Case ID: nj-misc_19/html/0140-01.html
Source: Caselaw Access Project
Author: {"author": "Quinn, President.", "license": "Public Domain", "url": "https://static.case.law/"}
Date Created: 2024-08-24T03:29:51.129683

State Board of Tax Appeals.
    BOROUGH OF GLEN RIDGE, PETITIONER, v. CITY OF EAST ORANGE, RESPONDENT.
    Decided February 18, 1941.
    Eor the petitioner, James P. Mylod.
    
    Eor the respondent, Walter G. Ellis.
    
   Quinn, President.

The petitioner taxing district assessed for local taxes, for the year 1939, a parcel of vacant land owned by the city of East Orange, but put to no use by it as of the assessing date. This is an appeal from a judgment of the Essex County Board of Taxation, canceling the assessment. That ruling must be affirmed. There is in effect no statute under which the property of taxing districts is taxable.

It was held in Trustees v. Trenton, 30 N. J. Eq. 668, that general statutes prescribing what property should be taxable, such as R. S. 54:4-1, to the effect that “all property, real and personal, within the jurisdiction of this state not expressly exempted from taxation or expressly excluded from the operation of this chapter, shall be subject to taxation annually, &c.,” would not be construed as applicable to the property of the state or its political subdivisions. No other statute is in existence specifically subjecting the property of taxing districts to local taxation.

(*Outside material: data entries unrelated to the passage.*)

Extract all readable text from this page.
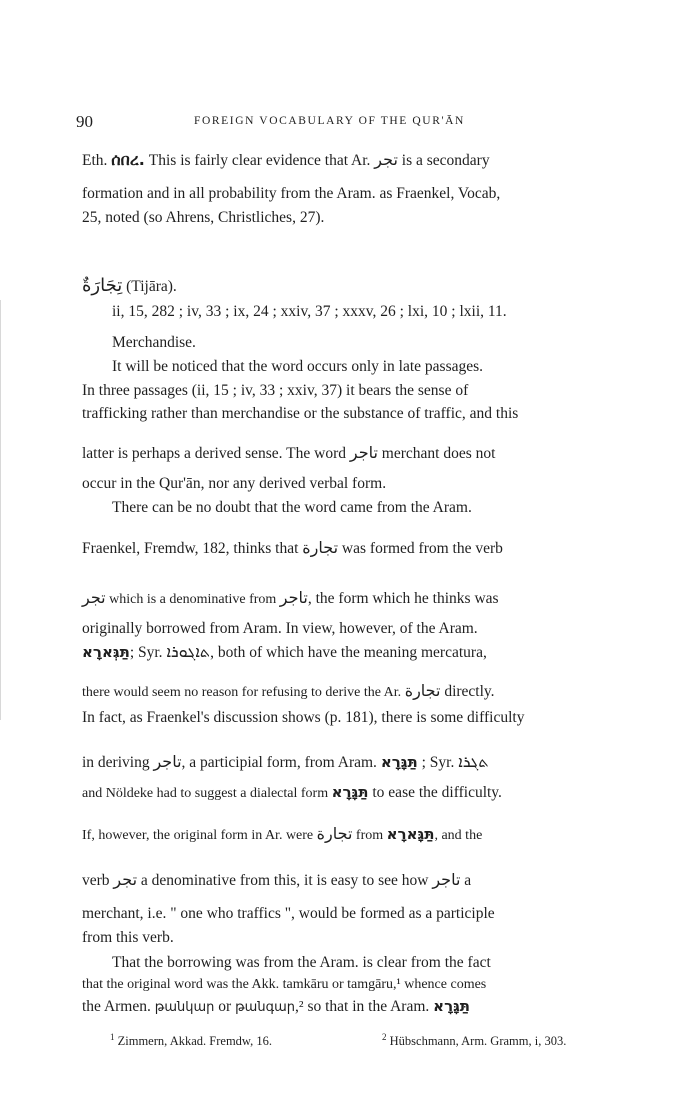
90	FOREIGN VOCABULARY OF THE QUR'ĀN
Eth. ሰበረ. This is fairly clear evidence that Ar. تجر is a secondary
formation and in all probability from the Aram. as Fraenkel, Vocab,
25, noted (so Ahrens, Christliches, 27).
تِجَارَةٌ (Tijāra).
ii, 15, 282 ; iv, 33 ; ix, 24 ; xxiv, 37 ; xxxv, 26 ; lxi, 10 ; lxii, 11.
Merchandise.
It will be noticed that the word occurs only in late passages.
In three passages (ii, 15 ; iv, 33 ; xxiv, 37) it bears the sense of
trafficking rather than merchandise or the substance of traffic, and this
latter is perhaps a derived sense. The word تاجر merchant does not
occur in the Qur'ān, nor any derived verbal form.
There can be no doubt that the word came from the Aram.
Fraenkel, Fremdw, 182, thinks that تجارة was formed from the verb
تجر which is a denominative from تاجر, the form which he thinks was
originally borrowed from Aram. In view, however, of the Aram.
תַּגְּארָא; Syr. ܬܐܓܘܪܐ, both of which have the meaning mercatura,
there would seem no reason for refusing to derive the Ar. تجارة directly.
In fact, as Fraenkel's discussion shows (p. 181), there is some difficulty
in deriving تاجر, a participial form, from Aram. תַּגָּרָא ; Syr. ܬܓܪܐ
and Nöldeke had to suggest a dialectal form תַּגָּרָא to ease the difficulty.
If, however, the original form in Ar. were تجارة from תַּגָּארָא, and the
verb تجر a denominative from this, it is easy to see how تاجر a
merchant, i.e. " one who traffics ", would be formed as a participle
from this verb.
That the borrowing was from the Aram. is clear from the fact
that the original word was the Akk. tamkāru or tamgāru,¹ whence comes
the Armen. թանկար or թանգար,² so that in the Aram. תַּגָּרָא
$^1$ Zimmern, Akkad. Fremdw, 16.	$^2$ Hübschmann, Arm. Gramm, i, 303.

Respondent contends that an inference of taxability as to property not situated within the owner taxing district and used by it for public purposes, is to be drawn from R. S. 54:4-3.3, which inter alia, provides that the property of taxing districts, “when located therein and used for public purposes,” shall be exempt from taxation. But identical predecessor statutes have been held unconstitutional in Essex County Park Commission v. West Orange (Court of Errors and Appeals, 1909), 77 N. J. L. 575; 73 Atl. Rep. 511, and Jersey City v. Blum, 101 N. J. L. 93; 127 Atl. Rep. 214, and in such circumstances, we do not hesitate to recognize the patent un constitutionality of the present act. Board of Education of the City of Woodbury v. Township of West Deptford, New Jersey Tax Reports, 1934-1939, p. 598.

Bor the reasons stated, the assessment was without legal basis and the judgment of the Essex County Board is affirmed.